Again, I reported both stories. That’s my job.
Over the years, to be able to inform the public and hold the government to account for the wars being waged in Iraq and Afghanistan and the fight against the Islamic State in Syria, NPR reporters, producers, photographers and I have spent a lot of time in combat zones.
We got to know soldiers and Marines over the years while embedding with them, talking with them and getting their perspective, which was often far different from what we were told officially at the Pentagon. Sometimes officials at the Pentagon would declare progress or success. Out in dusty combat outposts or on patrols, we would learn the truth was far more complicated. I’m still in touch with many of those soldiers and Marines we met long ago. I’m having a beer with one of them the end of this week. They want the truth to get out, too.
In June 2016, U.S. officials were insisting that Afghan troops were making progress against the Taliban. I was part of a team of NPR reporters that embedded with Afghan forces to find out if that official line was indeed true, trying to get the ground truth about what had become America’s longest war. We were travelling in an Afghan convoy in western Afghanistan when we were ambushed. I lost two friends and NPR lost two brave colleagues, photographer David Gilkey and translator Zabihullah Tammana, that day. Producer and colleague Monika Evstatieva and I were in that convoy, took small arms fire, but were unharmed.
When we flew by helicopter to bring David and Zabi’s bodies to a nearby American base, the U.S. general there ordered an honor cordon, a tribute that is usually reserved for fallen troops, not civilians from the United States and Afghanistan. Out of respect for two people who’d lost their lives in their line of duty, doing their jobs documenting the truth as journalists, U.S. soldiers lined up in the darkness on either side as David and Zabi were carried off the helicopter.
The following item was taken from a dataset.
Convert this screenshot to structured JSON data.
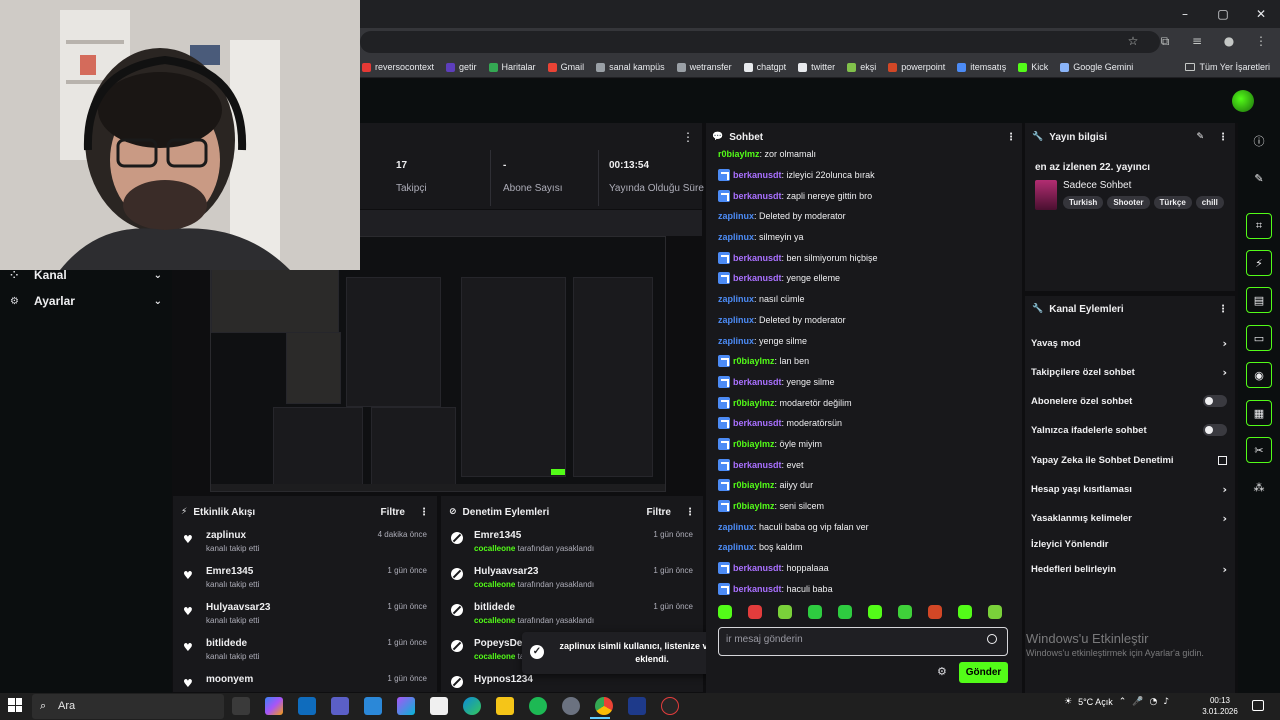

I fought hard not to weep at one of the most decent, humane, and heartfelt gestures I’ve ever seen.
In NPR’s lobby, there’s a memorial to David and Zabi, including one of the cameras David was carrying that day, scorched and damaged.
So yes, we’ve received solicited and unsolicited information on everything from failed policies and botched military operations that led to unnecessary military and civilian deaths, to wasteful government projects that both Democratic and Republicans administrations would rather stay in the shadows.
That’s our job.
Now, we’re barely getting any information at all from the Pentagon. In the 10 months that the Trump administration has been in office, Defense Secretary Pete Hegseth has given just two briefings.
And there have been virtually no background briefings, which were common in the past whenever there has been military action anywhere in the world, as there has been with the recent bombings of Iran’s nuclear facilities and of boats off the coast of Venezuela alleged to be carrying illicit drugs. In previous administrations, Defense Department officials — including the acerbic Rumsfeld — would hold regular press briefings, often twice a week. They knew the American people deserved to know what was going on.
Thomas Jefferson, no fan of the press himself, once wrote that our liberty depends on the freedom of the press, “and that cannot be limited without being lost.” He knew a free and fair press is an essential safeguard to a functioning democracy.
So now, how will the American people find out what is being done at the Pentagon in their name, with their hard-earned tax dollars, and more importantly, the decisions that may put their sons and daughters in harm’s way? With no reporters able to ask questions, it seems the Pentagon leadership will continue to rely on slick social media posts, carefully orchestrated short videos and interviews with partisan commentators and podcasters.
No one should think that’s good enough.